Official Magazine of the Denver Bar Association

Wellness Brief: Do Certain Dietary Habits Promote Cancer and Cancer Cell Growth?


Editor’s note: Wellness Brief is a monthly column that will look at all aspects of health and living well, and offer tips on how to bring well-being into your daily life.

If you research scientific literature on commonly eaten foods, you may find some habit-changing information. For example, some of them are said to support the proliferation of cancer and chronic diseases.

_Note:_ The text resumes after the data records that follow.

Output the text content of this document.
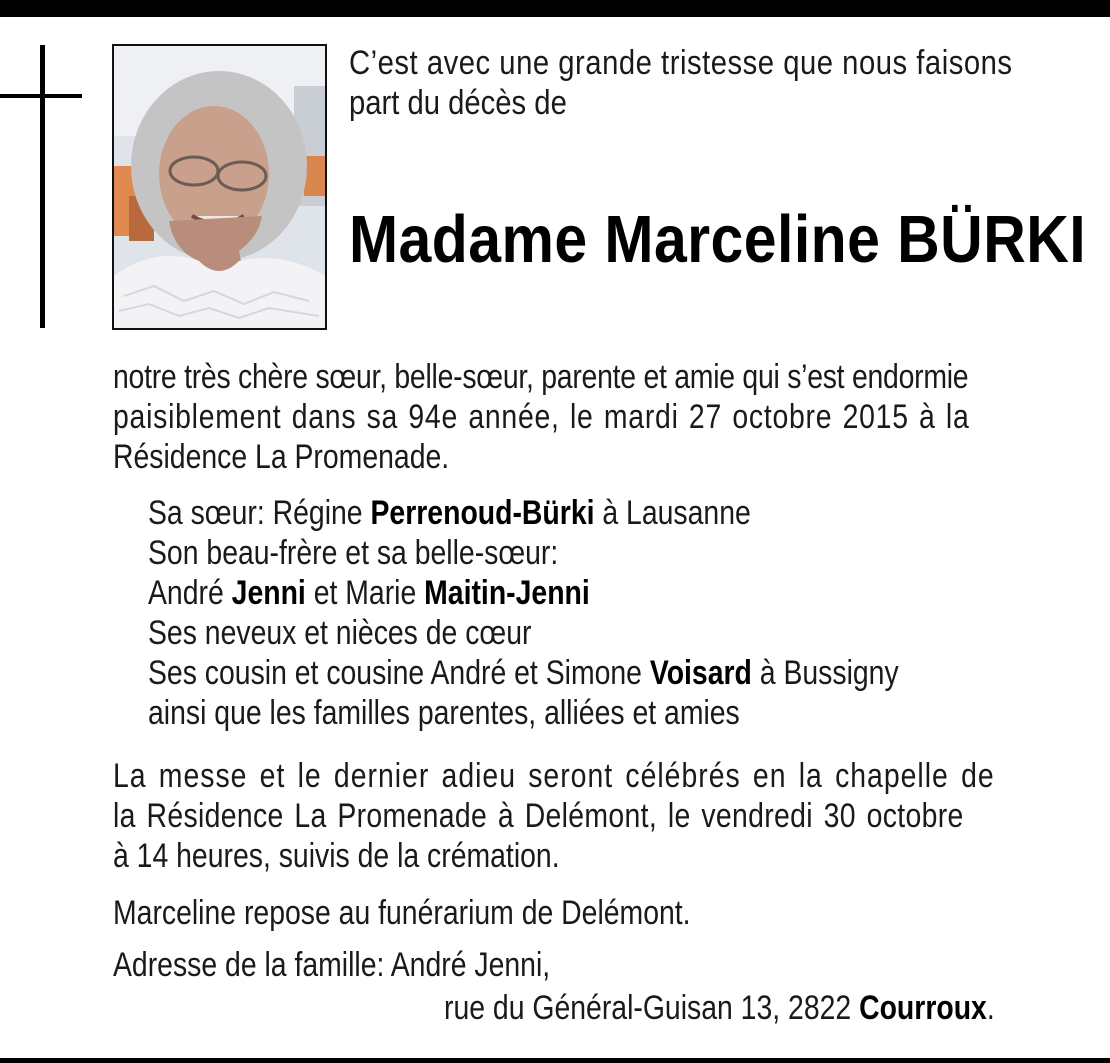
C’est avec une grande tristesse que nous faisons
part du décès de
Madame Marceline BÜRKI
notre très chère sœur, belle-sœur, parente et amie qui s’est endormie
paisiblement dans sa 94e année, le mardi 27 octobre 2015 à la
Résidence La Promenade.
Sa sœur: Régine Perrenoud-Bürki à Lausanne
Son beau-frère et sa belle-sœur:
André Jenni et Marie Maitin-Jenni
Ses neveux et nièces de cœur
Ses cousin et cousine André et Simone Voisard à Bussigny
ainsi que les familles parentes, alliées et amies
La messe et le dernier adieu seront célébrés en la chapelle de
la Résidence La Promenade à Delémont, le vendredi 30 octobre
à 14 heures, suivis de la crémation.
Marceline repose au funérarium de Delémont.
Adresse de la famille: André Jenni,
rue du Général-Guisan 13, 2822 Courroux.
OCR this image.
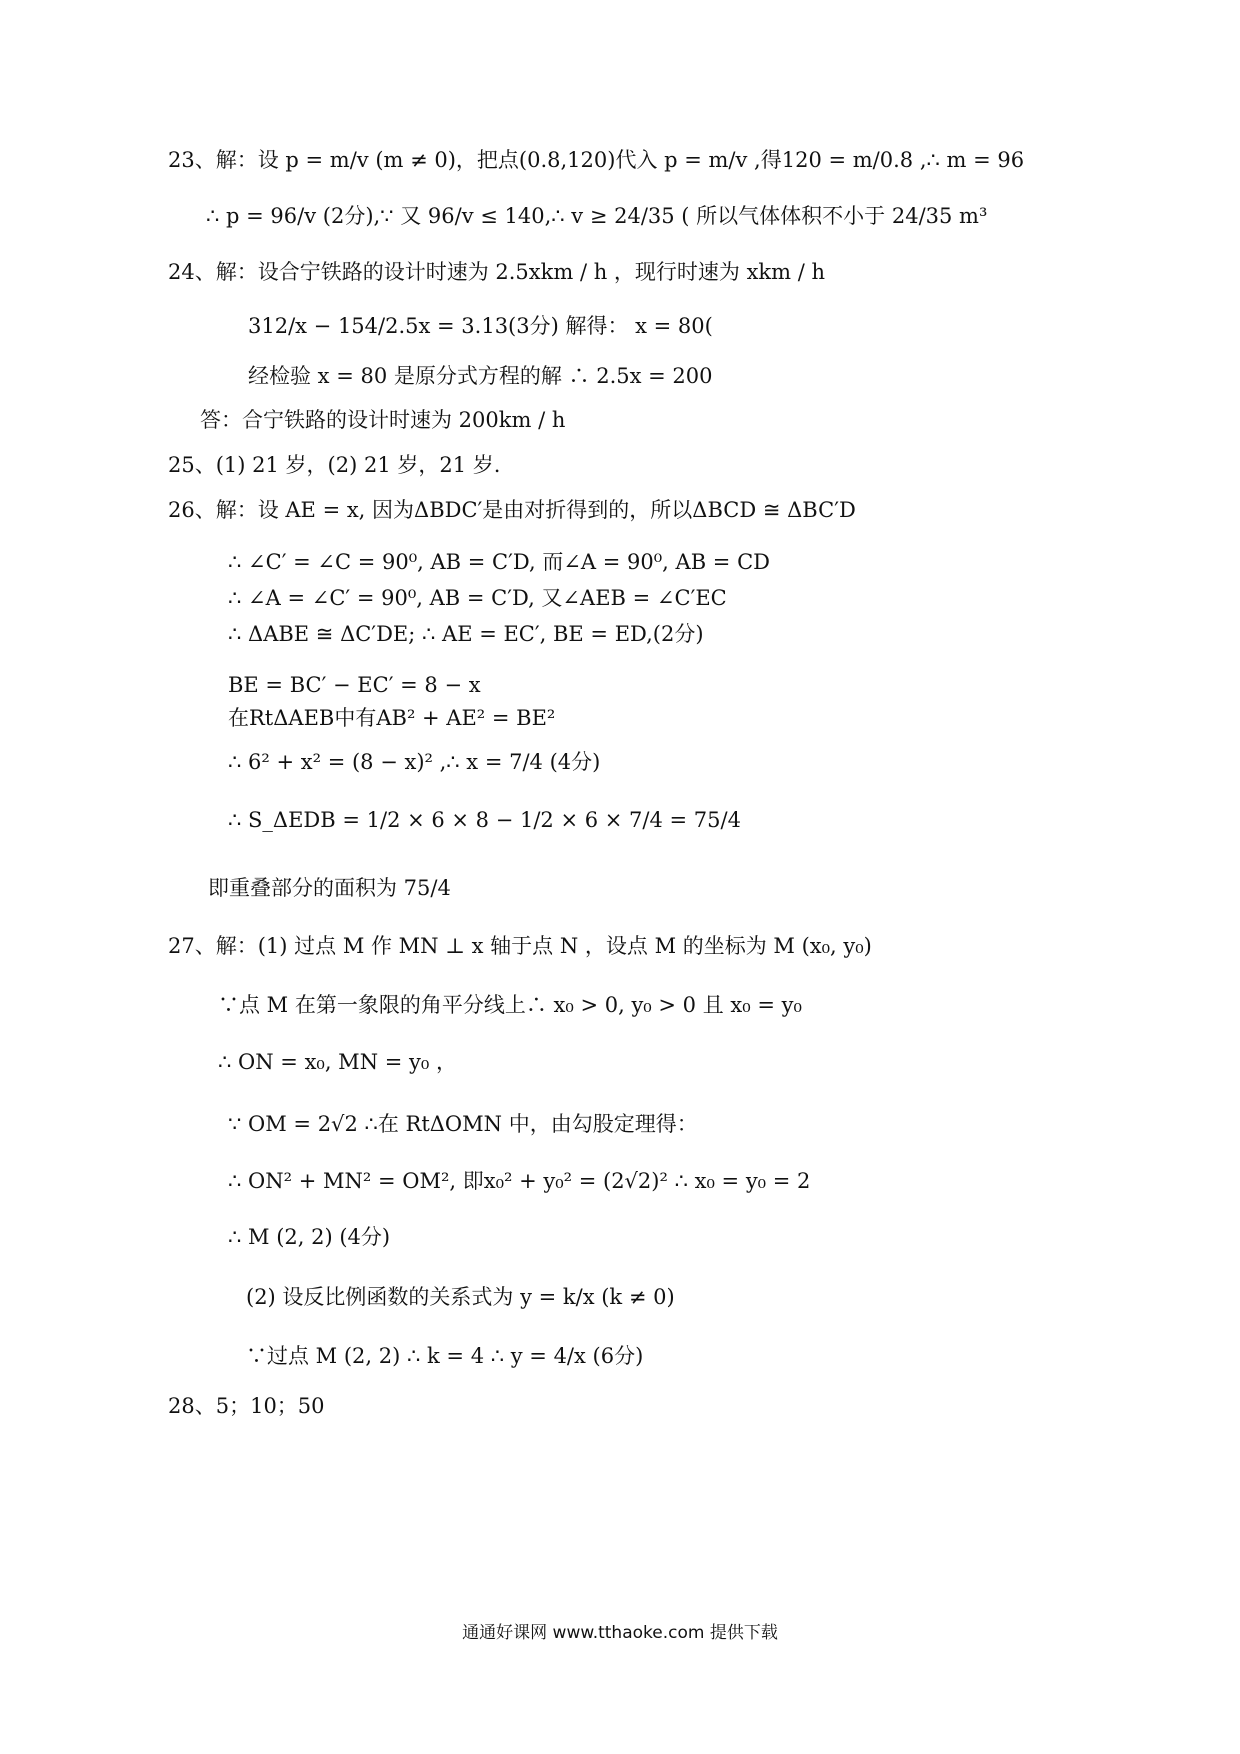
23、解：设 p = m/v (m ≠ 0)，把点(0.8,120)代入 p = m/v ,得120 = m/0.8 ,∴ m = 96
∴ p = 96/v (2分),∵ 又 96/v ≤ 140,∴ v ≥ 24/35 ( 所以气体体积不小于 24/35 m³
24、解：设合宁铁路的设计时速为 2.5xkm / h ，现行时速为 xkm / h
312/x − 154/2.5x = 3.13(3分) 解得： x = 80(
经检验 x = 80 是原分式方程的解 ∴ 2.5x = 200
答：合宁铁路的设计时速为 200km / h
25、(1) 21 岁，(2) 21 岁，21 岁.
26、解：设 AE = x, 因为ΔBDC′是由对折得到的，所以ΔBCD ≅ ΔBC′D
∴ ∠C′ = ∠C = 90⁰, AB = C′D, 而∠A = 90⁰, AB = CD
∴ ∠A = ∠C′ = 90⁰, AB = C′D, 又∠AEB = ∠C′EC
∴ ΔABE ≅ ΔC′DE; ∴ AE = EC′, BE = ED,(2分)
BE = BC′ − EC′ = 8 − x
在RtΔAEB中有AB² + AE² = BE²
∴ 6² + x² = (8 − x)² ,∴ x = 7/4 (4分)
∴ S_ΔEDB = 1/2 × 6 × 8 − 1/2 × 6 × 7/4 = 75/4
即重叠部分的面积为 75/4
27、解：(1) 过点 M 作 MN ⊥ x 轴于点 N ，设点 M 的坐标为 M (x₀, y₀)
∵点 M 在第一象限的角平分线上∴ x₀ > 0, y₀ > 0 且 x₀ = y₀
∴ ON = x₀, MN = y₀ ，
∵ OM = 2√2 ∴在 RtΔOMN 中，由勾股定理得：
∴ ON² + MN² = OM², 即x₀² + y₀² = (2√2)² ∴ x₀ = y₀ = 2
∴ M (2, 2) (4分)
(2) 设反比例函数的关系式为 y = k/x (k ≠ 0)
∵过点 M (2, 2) ∴ k = 4 ∴ y = 4/x (6分)
28、5；10；50
通通好课网 www.tthaoke.com 提供下载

The general notion that diet may influence carcinogenesis is not new nor particularly out of mainstream biomedical thought. Even in 1997, the role that various dietary factors play in the process of carcinogenesis was reviewed by the American Institute for Cancer Research and the World Cancer Research Fund. Based on this extensive review, a series of dietary recommendations for the prevention of cancer was developed. These recommendations suggested that a plant-based diet that minimizes consumption of dairy, red meat and processed meat, and emphasized consumption of a variety of vegetables, fruits and whole-grain cereals, would decrease the risk of a variety of cancers and promote good health.

Could Dairy, Meat and Processed Foods Promote Cancer Cell Growth?

Results from various studies have provided evidence that animal product intake, including dairy, increases the risk of cancer. Last year, I received a certificate in Whole Food, Plant-Based Nutrition from Cornell University. Dr. T. Colin Campbell, a leading cancer researcher, was one of my esteemed professors. He detailed the connection between nutrition and heart disease, diabetes, and cancer. Dr. Campbell found that cancer cell progression can be “promoted” by specific types of protein sources such as milk, protein, casein—and “turned off” by exchanging milk protein with a vegetable source protein.

Further reinforcement for this is evident across the globe, as discovered in “The China Study” by T. Colin Campbell. In countries such as China, Japan and Africa—where historically there is little or no dairy consumed and they ingest a whole food, plant-based diet—cancers, chronic disease and osteoporosis rates are low.

Potential Anti-Carcinogenic Properties of a Whole Food, Plant-Based Diet

The American Institute for Cancer Research and World Cancer Research Fund report found that increasing consumption of vegetables and fruits from approximately 250 to 400 g per day may be associated with a 23% decreased risk of cancer.

When we are up against the particular life-or-death query regarding the way to cease cancer in our bodies, we may be much more prepared to consider radical dietary modifications and create a healthy whole food, plant-based diet strategy that minimizes the chances of having chronic diseases and cancer. Changing habits earlier helps us avoid forming health issues in the first place.

By Lorraine  D’Aversa. Find her at attainyourvision.com, or on Twitter: @LorraineDAversa, or YouTube: bitly/11leRDF. Email her at: lorraine@attainyourVision.com.

Common Food Myths — Busted!
Myth: We need to drink a lot of milk to make our bones strong: 1000 to 1500 mgs of calcium per day.
Why It Is Busted: On average, we actually only need 150 to 200 mgs of calcium a day. Although it’s commonly thought that we need much more, studies have proven otherwise. For example, in a study by Dr. Campbell, the five highest dairy-consuming countries (Finland, Sweden, U.S., U.K. and Israel) were found to have the five highest rates of hip fracture—a sign of osteoporosis.

Whole Food, Plant-Strong Recipe of the Month: Dairy Free Spinach/Artichoke Dip

Offered by Andie Shore, Breckenridge Ski and Ride School Children’s Manager, January’s Whole Food, Plant-Strong Recipe winning recipe winner 

  • 10 oz. frozen spinach, thawed and drained
  • • 14 oz. can artichoke hearts, rinsed and drained
  • • 1 roasted red bell pepper, peeled and chopped
  • • 1/2 ripe avocado
  • • 1 garlic clove, minced
  • • 2 T basil
  • • 2 T lemon juice
  • • 1/2 t salt
  • • 1/2 t onion powder
  • • 2 T nutritional yeast
  • • 1 t honey

Drain spinach and artichoke well. Put all ingredients in food processor. Once mixed well, remove from the processor and place in a sealable bowl. Refrigerate for 30–60 minutes before serving and enjoy.